A limited partnership agreement is the legal rulebook that sets out how a limited partnership is run, naming who manages the business, how profits and losses are split, and what rights and responsibilities each partner has. For investors, it matters because it defines who makes decisions, how much liability they carry, how and when they can get their money back, and how returns are distributed—like a household budget and authority chart for a shared venture.
Opco LLC Interests financial
"redeem common units of Opco ("Opco LLC Interests") held by MH for, at the Issuer's election"
Class B common stock financial
"an equal number of shares of Class B common stock of the Issuer held by MH will be surrendered"
A class B common stock is one of multiple types of a company’s ordinary shares that carries specific rights—often different voting power or dividend priority—compared with other classes. For investors it matters because those differences affect how much influence you have over company decisions, the income you might receive, and how freely the shares trade; think of it like owning a car with different keys: some keys let you start the engine and open the trunk, others only unlock the door.

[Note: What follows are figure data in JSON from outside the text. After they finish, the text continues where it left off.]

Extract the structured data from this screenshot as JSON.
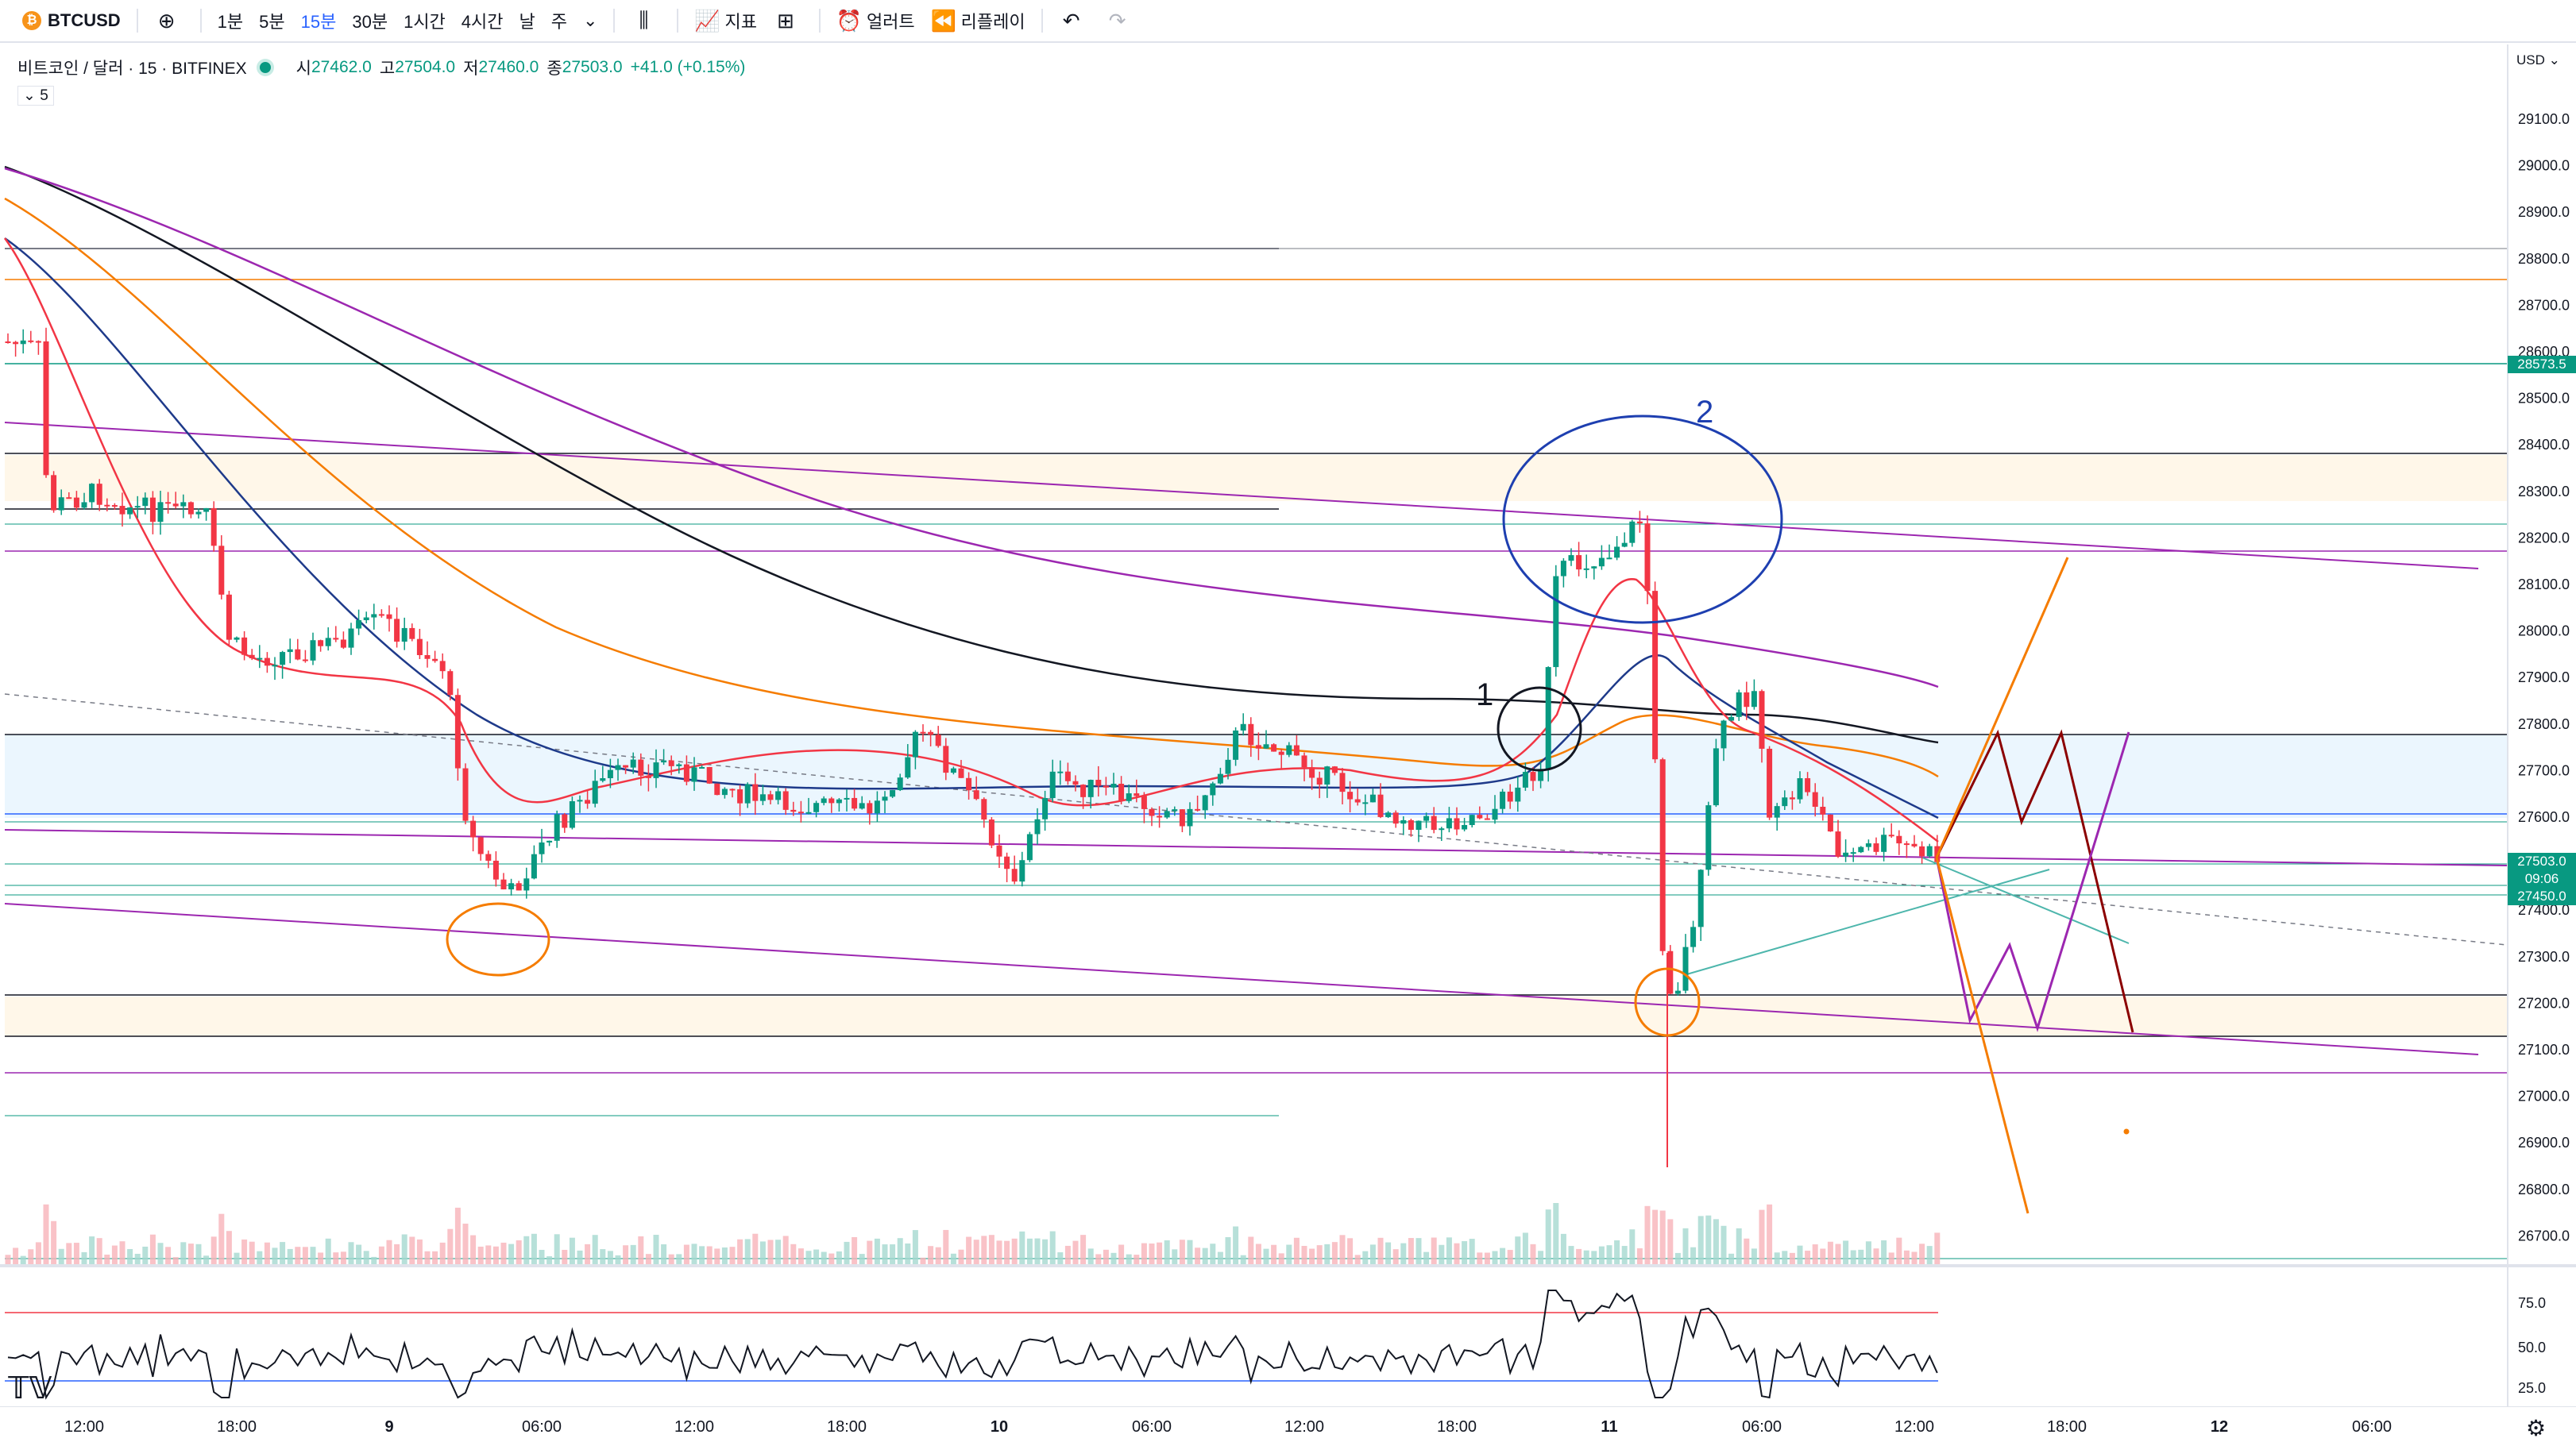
{
  "toolbar": {
    "symbol": "BTCUSD",
    "intervals": [
      "1분",
      "5분",
      "15분",
      "30분",
      "1시간",
      "4시간",
      "날",
      "주"
    ],
    "active_interval": "15분",
    "indicators_label": "지표",
    "alerts_label": "얼러트",
    "replay_label": "리플레이"
  },
  "legend": {
    "title": "비트코인 / 달러 · 15 · BITFINEX",
    "open_label": "시",
    "open": "27462.0",
    "high_label": "고",
    "high": "27504.0",
    "low_label": "저",
    "low": "27460.0",
    "close_label": "종",
    "close": "27503.0",
    "change": "+41.0 (+0.15%)",
    "collapse": "⌄ 5"
  },
  "price_axis": {
    "currency": "USD",
    "labels": [
      "29100.0",
      "29000.0",
      "28900.0",
      "28800.0",
      "28700.0",
      "28600.0",
      "28500.0",
      "28400.0",
      "28300.0",
      "28200.0",
      "28100.0",
      "28000.0",
      "27900.0",
      "27800.0",
      "27700.0",
      "27600.0",
      "27500.0",
      "27400.0",
      "27300.0",
      "27200.0",
      "27100.0",
      "27000.0",
      "26900.0",
      "26800.0",
      "26700.0"
    ],
    "tag_level": "28573.5",
    "tag_price": "27503.0",
    "tag_timer": "09:06",
    "tag_low": "27450.0",
    "rsi_labels": [
      "75.0",
      "50.0",
      "25.0"
    ]
  },
  "time_axis": {
    "labels": [
      {
        "t": "12:00",
        "bold": false
      },
      {
        "t": "18:00",
        "bold": false
      },
      {
        "t": "9",
        "bold": true
      },
      {
        "t": "06:00",
        "bold": false
      },
      {
        "t": "12:00",
        "bold": false
      },
      {
        "t": "18:00",
        "bold": false
      },
      {
        "t": "10",
        "bold": true
      },
      {
        "t": "06:00",
        "bold": false
      },
      {
        "t": "12:00",
        "bold": false
      },
      {
        "t": "18:00",
        "bold": false
      },
      {
        "t": "11",
        "bold": true
      },
      {
        "t": "06:00",
        "bold": false
      },
      {
        "t": "12:00",
        "bold": false
      },
      {
        "t": "18:00",
        "bold": false
      },
      {
        "t": "12",
        "bold": true
      },
      {
        "t": "06:00",
        "bold": false
      }
    ]
  },
  "annotations": {
    "label1": "1",
    "label2": "2"
  },
  "colors": {
    "up": "#089981",
    "down": "#f23645",
    "accent": "#2962ff"
  },
  "icons": [
    "add-symbol-icon",
    "chevron-down-icon",
    "candle-style-icon",
    "indicators-icon",
    "templates-icon",
    "alert-icon",
    "replay-icon",
    "undo-icon",
    "redo-icon",
    "settings-icon",
    "tradingview-logo-icon"
  ]
}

Follow-On Offering financial
"in connection with the public offering of Class A common stock ... described as the "Follow-On Offering""
A follow-on offering is when a company sells additional shares to the public after its initial stock listing to raise more cash. For investors it matters because the new shares increase the total number of shares outstanding, which can reduce each existing shareholder’s ownership share and earnings per share—similar to baking more loaves of bread after the first batch, which means each slice represents a slightly smaller piece of the whole; the funds raised can also support growth or pay debt.
public offering price financial
"Represents a price per MH Unit equal to the public offering price in the Follow-On Offering of $36.00 per share"
The public offering price is the amount of money a company charges investors to buy its shares during a new stock sale to the public. It determines how much the company raises and how much each share is worth at the start of trading. For investors, it helps gauge the initial value of the stock and whether it might be a good investment opportunity.
FAQ
What insider transaction did SOLV Energy (MWH) report for Kevin J. Deters?
SOLV Energy reported that COO Kevin J. Deters disposed of 110,934 SOLV Energy Management Holdings LP units. This was an automatic, non-discretionary cash redemption required under existing partnership and LLC agreements, rather than an open-market sale or discretionary trading decision.
Was Kevin J. Deters’ SOLV Energy (MWH) transaction an open-market sale?
No. The filing describes the 110,934-unit disposition as a required, automatic and non-discretionary pro rata cash redemption of MH Units. It occurred in connection with a follow-on public offering, rather than a voluntary open-market sale initiated by the executive.
What price was used for the redeemed MH Units in the SOLV Energy (MWH) filing?
The filing states that each redeemed MH Unit used a price equal to the public offering price of Class A common stock in the follow-on offering, $36.00 per share, net of underwriting discounts and commissions associated with that offering.
How is the SOLV Energy (MWH) follow-on offering connected to this insider transaction?
The Form 4 explains that the 110,934-unit redemption was required in connection with a public offering of Class A common stock described as a follow-on offering. The redemption, surrender of Opco LLC Interests, and Class B share cancellation were all triggered by that transaction.
What happens to SOLV Energy Class B common stock when MH Units are redeemed?
The filing notes that upon redemption of Opco LLC Interests by MH, an equal number of Class B common shares held by MH are surrendered and cancelled. At the same time, an equal number of MH Units held by the reporting person are cancelled, aligning voting and economic interests.